Assuming that we have a T myarray[100]
with T = int, unsigned int, long long int or unsigned long long int, what is the fastest way to reset all its content to
This question, although rather old, needs some benchmarks, as it asks for not the most idiomatic way, or the way that can be written in the fewest number of lines, but the fastest way. And it is silly to answer that question without some actual testing. So I compared four solutions, memset vs. std::fill vs. ZERO of AnT's answer vs a solution I made using AVX intrinsics.
Note that this solution is not generic, it only works on data of 32 or 64 bits. Please comment if this code is doing something incorrect.
#include<immintrin.h>
#define intrin_ZERO(a,n){\
size_t x = 0;\
const size_t inc = 32 / sizeof(*(a));/*size of 256 bit register over size of variable*/\
for (;x < n-inc;x+=inc)\
_mm256_storeu_ps((float *)((a)+x),_mm256_setzero_ps());\
if(4 == sizeof(*(a))){\
switch(n-x){\
case 3:\
(a)[x] = 0;x++;\
case 2:\
_mm_storeu_ps((float *)((a)+x),_mm_setzero_ps());break;\
case 1:\
(a)[x] = 0;\
break;\
case 0:\
break;\
};\
}\
else if(8 == sizeof(*(a))){\
switch(n-x){\
case 7:\
(a)[x] = 0;x++;\
case 6:\
(a)[x] = 0;x++;\
case 5:\
(a)[x] = 0;x++;\
case 4:\
_mm_storeu_ps((float *)((a)+x),_mm_setzero_ps());break;\
case 3:\
(a)[x] = 0;x++;\
case 2:\
((long long *)(a))[x] = 0;break;\
case 1:\
(a)[x] = 0;\
break;\
case 0:\
break;\
};\
}\
}
I will not claim that this is the fastest method, since I am not a low level optimization expert. Rather it is an example of a correct architecture dependent implementation that is faster than memset.
Now, onto the results. I calculated performance for size 100 int and long long arrays, both statically and dynamically allocated, but with the exception of msvc, which did a dead code elimination on static arrays, the results were extremely comparable, so I will show only dynamic array performance. Time markings are ms for 1 million iterations, using time.h's low precision clock function.
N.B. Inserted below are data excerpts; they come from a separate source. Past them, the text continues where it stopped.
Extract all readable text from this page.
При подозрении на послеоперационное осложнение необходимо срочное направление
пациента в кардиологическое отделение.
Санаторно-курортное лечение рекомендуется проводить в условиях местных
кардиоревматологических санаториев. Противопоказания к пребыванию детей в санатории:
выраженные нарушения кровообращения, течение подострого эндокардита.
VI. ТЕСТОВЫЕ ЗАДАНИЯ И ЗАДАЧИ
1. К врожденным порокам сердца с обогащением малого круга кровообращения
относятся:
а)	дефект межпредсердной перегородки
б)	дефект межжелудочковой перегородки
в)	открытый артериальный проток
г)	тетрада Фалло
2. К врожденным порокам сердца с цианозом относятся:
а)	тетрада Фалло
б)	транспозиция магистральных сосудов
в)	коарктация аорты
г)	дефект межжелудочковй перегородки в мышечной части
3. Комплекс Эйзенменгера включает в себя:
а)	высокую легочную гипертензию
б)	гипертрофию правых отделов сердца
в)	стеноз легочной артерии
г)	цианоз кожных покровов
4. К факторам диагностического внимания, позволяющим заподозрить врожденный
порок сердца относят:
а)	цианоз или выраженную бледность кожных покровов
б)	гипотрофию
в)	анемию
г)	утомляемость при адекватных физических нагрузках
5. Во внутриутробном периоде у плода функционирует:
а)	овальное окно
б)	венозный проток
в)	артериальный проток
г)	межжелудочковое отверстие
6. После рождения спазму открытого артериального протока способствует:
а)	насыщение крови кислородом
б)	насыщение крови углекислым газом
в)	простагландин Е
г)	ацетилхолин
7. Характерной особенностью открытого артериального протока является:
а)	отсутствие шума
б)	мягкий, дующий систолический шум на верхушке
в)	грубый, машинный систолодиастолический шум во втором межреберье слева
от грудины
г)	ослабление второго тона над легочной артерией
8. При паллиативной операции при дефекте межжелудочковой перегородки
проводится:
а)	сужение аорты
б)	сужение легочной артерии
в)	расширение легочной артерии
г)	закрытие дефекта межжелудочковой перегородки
clang 3.8 (Using the clang-cl frontend, optimization flags= /OX /arch:AVX /Oi /Ot)
int:
memset: 99
fill: 97
ZERO: 98
intrin_ZERO: 90
long long:
memset: 285
fill: 286
ZERO: 285
intrin_ZERO: 188
gcc 5.1.0 (optimization flags: -O3 -march=native -mtune=native -mavx):
int:
memset: 268
fill: 268
ZERO: 268
intrin_ZERO: 91
long long:
memset: 402
fill: 399
ZERO: 400
intrin_ZERO: 185
msvc 2015 (optimization flags: /OX /arch:AVX /Oi /Ot):
int
memset: 196
fill: 613
ZERO: 221
intrin_ZERO: 95
long long:
memset: 273
fill: 559
ZERO: 376
intrin_ZERO: 188
There is a lot interesting going on here: llvm killing gcc, MSVC's typical spotty optimizations (it does an impressive dead code elimination on static arrays and then has awful performance for fill). Although my implementation is significantly faster, this may only be because it recognizes that bit clearing has much less overhead than any other setting operation.
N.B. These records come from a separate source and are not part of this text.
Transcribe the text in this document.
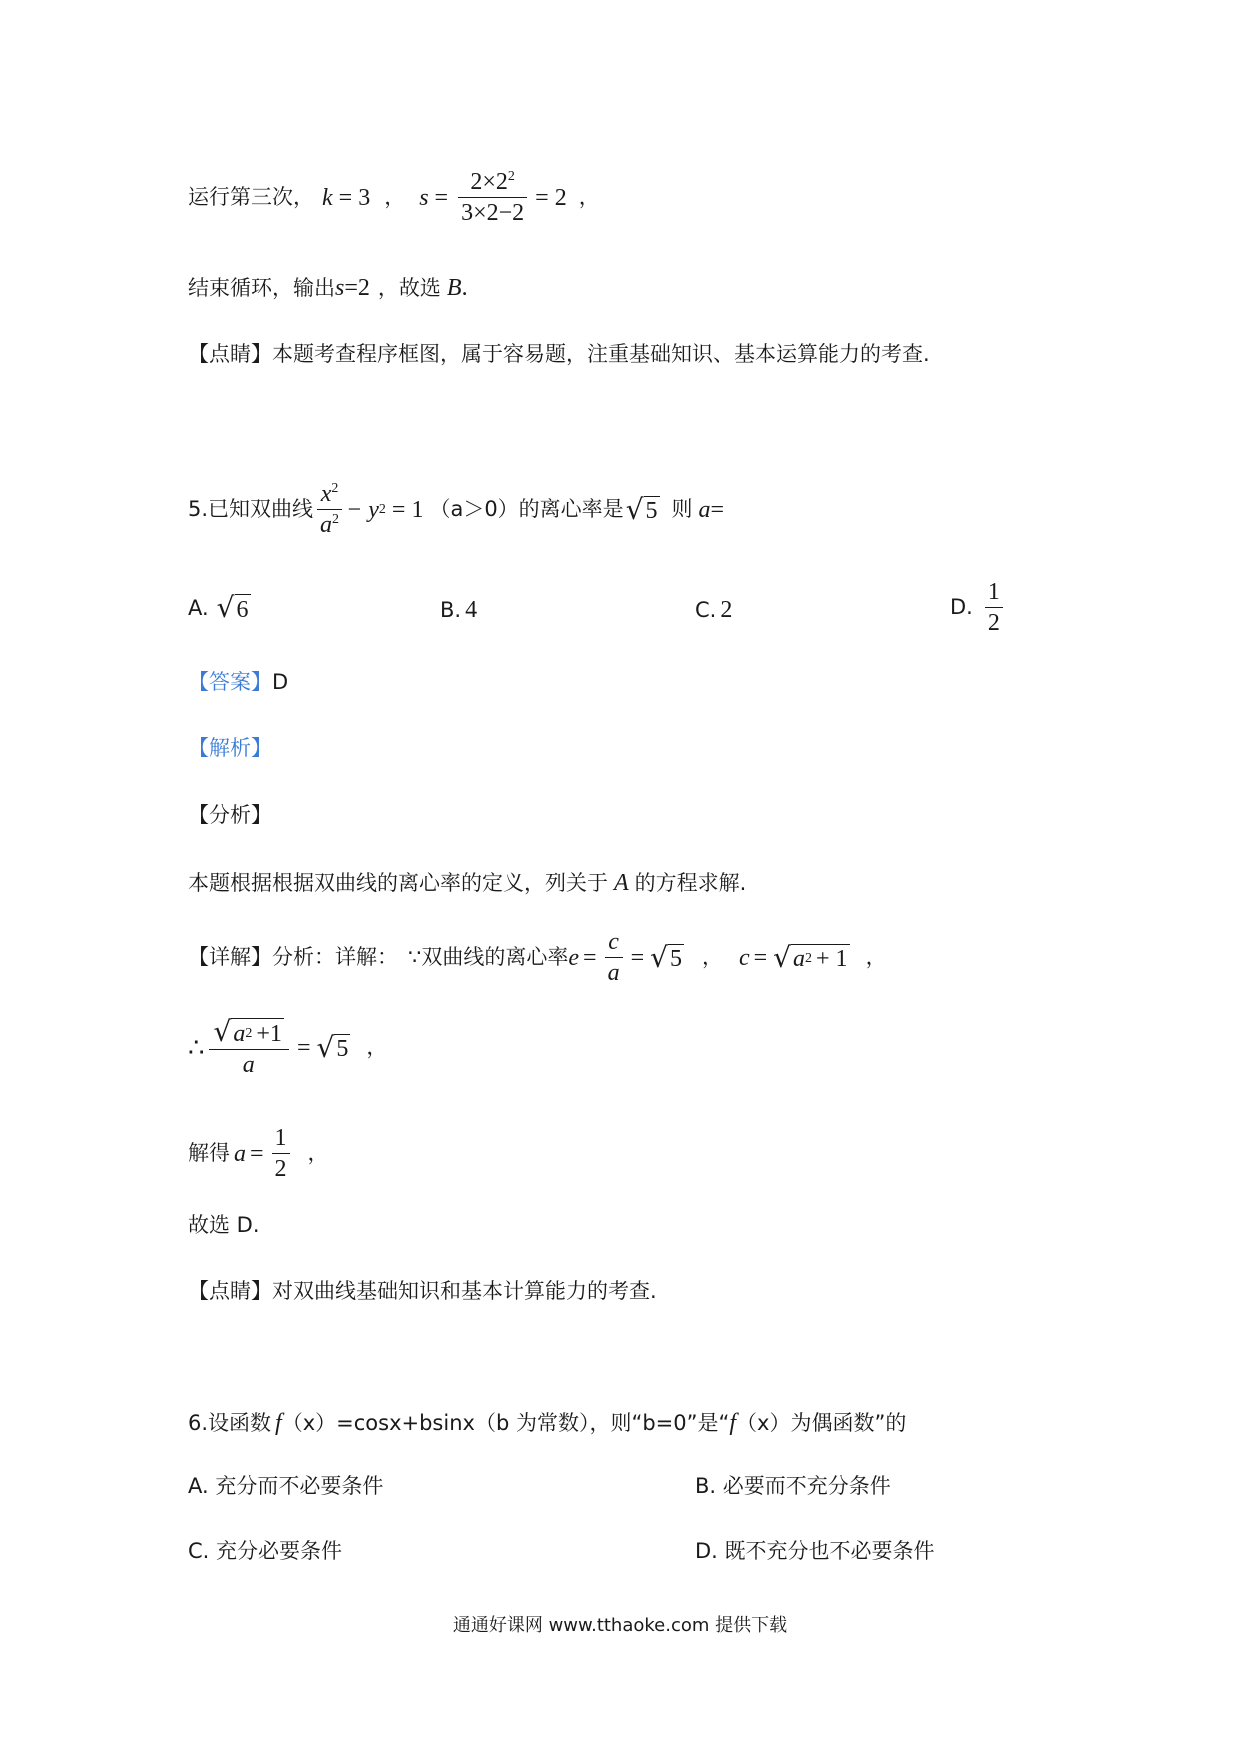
运行第三次， k = 3 ， $s = \frac{2\times 2^2}{3\times 2-2} = 2$ ，
结束循环，输出 s =2 ，故选 B .
【点睛】 本题考查程序框图，属于容易题，注重基础知识、基本运算能力的考查.
5.已知双曲线 $\frac{x^2}{a^2} - y$ 2 = 1 （a＞0）的离心率是 √ 5 则 a =
A. √ 6	B. 4	C. 2	D. $\frac{1}{2}$
【答案】 D
【解析】
【分析】
本题根据根据双曲线的离心率的定义，列关于 A 的方程求解.
【详解】 分析：详解： ∵双曲线的离心率 $e = \frac{c}{a}$ = √ 5 ， c = √ a 2 + 1 ，
∴ $\frac{√ a 2 +1}{a}$ = √ 5 ，
解得 $a = \frac{1}{2}$ ，
故选 D.
【点睛】 对双曲线基础知识和基本计算能力的考查.
6.设函数 f （x）=cosx+bsinx（b 为常数），则“b=0”是“ f （x）为偶函数”的
A. 充分而不必要条件	B. 必要而不充分条件
C. 充分必要条件	D. 既不充分也不必要条件
通通好课网 www.tthaoke.com 提供下载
Clang's implementation merits more looking at, as it is significantly faster. Some additional testing shows that its memset is in fact specialized for zero--non zero memsets for 400 byte array are much slower (~220ms) and are comparable to gcc's. However, the nonzero memsetting with an 800 byte array makes no speed difference, which is probably why in that case, their memset has worse performance than my implementation--the specialization is only for small arrays, and the cuttoff is right around 800 bytes. Also note that gcc 'fill' and 'ZERO' are not optimizing to memset (looking at generated code), gcc is simply generating code with identical performance characteristics.
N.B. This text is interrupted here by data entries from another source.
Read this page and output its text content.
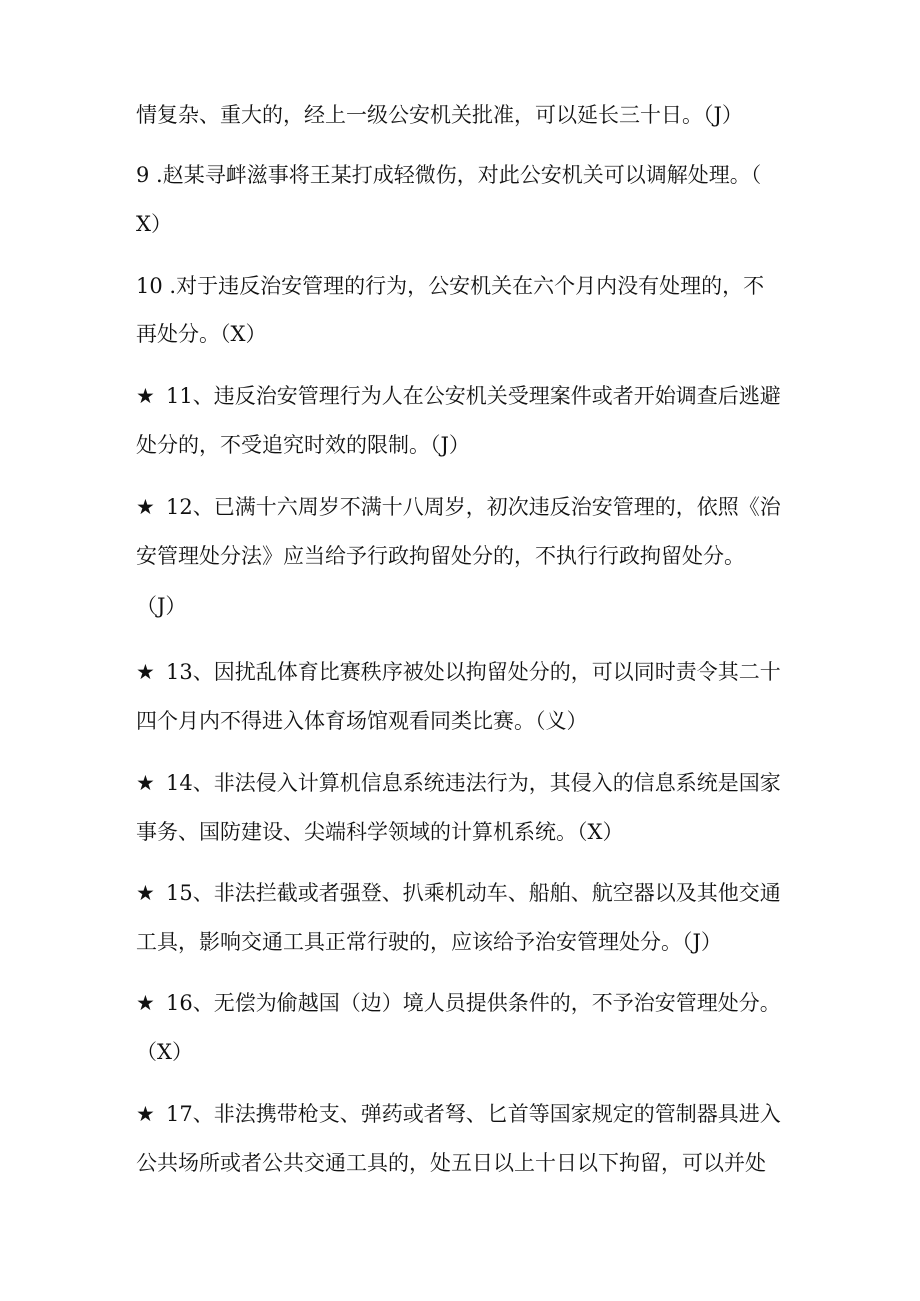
情复杂、重大的，经上一级公安机关批准，可以延长三十日。（J）
9 .赵某寻衅滋事将王某打成轻微伤，对此公安机关可以调解处理。（
X）
10 .对于违反治安管理的行为，公安机关在六个月内没有处理的，不
再处分。（X）
★ 11、违反治安管理行为人在公安机关受理案件或者开始调查后逃避
处分的，不受追究时效的限制。（J）
★ 12、已满十六周岁不满十八周岁，初次违反治安管理的，依照《治
安管理处分法》应当给予行政拘留处分的，不执行行政拘留处分。
（J）
★ 13、因扰乱体育比赛秩序被处以拘留处分的，可以同时责令其二十
四个月内不得进入体育场馆观看同类比赛。（义）
★ 14、非法侵入计算机信息系统违法行为，其侵入的信息系统是国家
事务、国防建设、尖端科学领域的计算机系统。（X）
★ 15、非法拦截或者强登、扒乘机动车、船舶、航空器以及其他交通
工具，影响交通工具正常行驶的，应该给予治安管理处分。（J）
★ 16、无偿为偷越国（边）境人员提供条件的，不予治安管理处分。
（X）
★ 17、非法携带枪支、弹药或者弩、匕首等国家规定的管制器具进入
公共场所或者公共交通工具的，处五日以上十日以下拘留，可以并处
Conclusion: memset is not really optimized for this task as well as people would pretend it is (otherwise gcc and msvc and llvm's memset would have the same performance). If performance matters then memset should not be a final solution, especially for these awkward medium sized arrays, because it is not specialized for bit clearing, and it is not hand optimized any better than the compiler can do on its own.